What do Korean marriage dolls, card tricks, and young women laughing and crying at the same time all have in common? All could be found at the screening of Seven Songs for a Long Life at EIDF. In one of my most intense post-screening discussions, topics ranged from the comfort of beauty, to the medicalisation of death, to the importance of play, and to how long we are all going to live. It was a young audience; clever, emotionally literate and ready to grow in the courage required to raise the subject of death in conversations at home.

I was whisked away to take part in a round table on hospice care in Korea, which opened with a stunning movie called The Hospice about a provincial hospice in Korea. Beautifully observed by director Chang-Jae Lee, we see  an angry patient pulled away from suicide by a magic trick-wielding chaplain - who also sings. A wife in her fifties says goodbye to her husband and son in her house, with relatives laying flowers one by one in her arms. Her husband cannot stop kissing her. 'I am sorry if I caused you pain or hurt' he says. When she does die, the family's grief at her bedside is unbearable.

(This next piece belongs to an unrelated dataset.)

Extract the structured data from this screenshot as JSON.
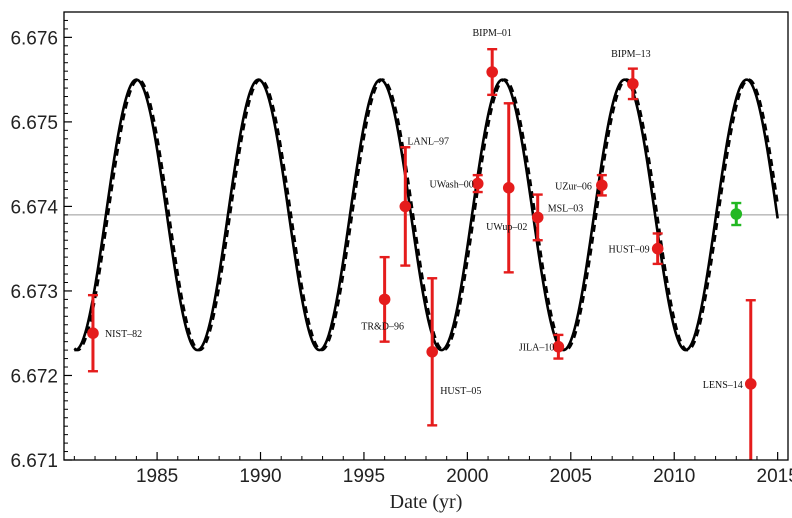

Around 200 of us gathered after these films to discuss how to implement the new laws which Korea passed this year to enable palliative care in these times of rapidly extending life expectancy and medical agency. There is discussion about who should be in control of the last months and weeks of life. The bill passes the control to doctors, but the hospice workers argue that patients’ wishes should be prioritised.

As they watch these films, the professors and doctors agree that it is as human beings, not patients, that we can best confront our mortality. In the words of Cicely Saunders, founder of the hospice movement, if we are to make dying "not a defeat, but life's fulfilment", we need all of our humour, our courage, our connections and our love of each other.

I feel privileged to be part of these conversations, and very proud that Seven Songs for a Long Life has been chosen to inspire a legal amendment. From Strathcarron in Scotland, to South Korean’s first bill of palliative care….unexpected, but fabulous!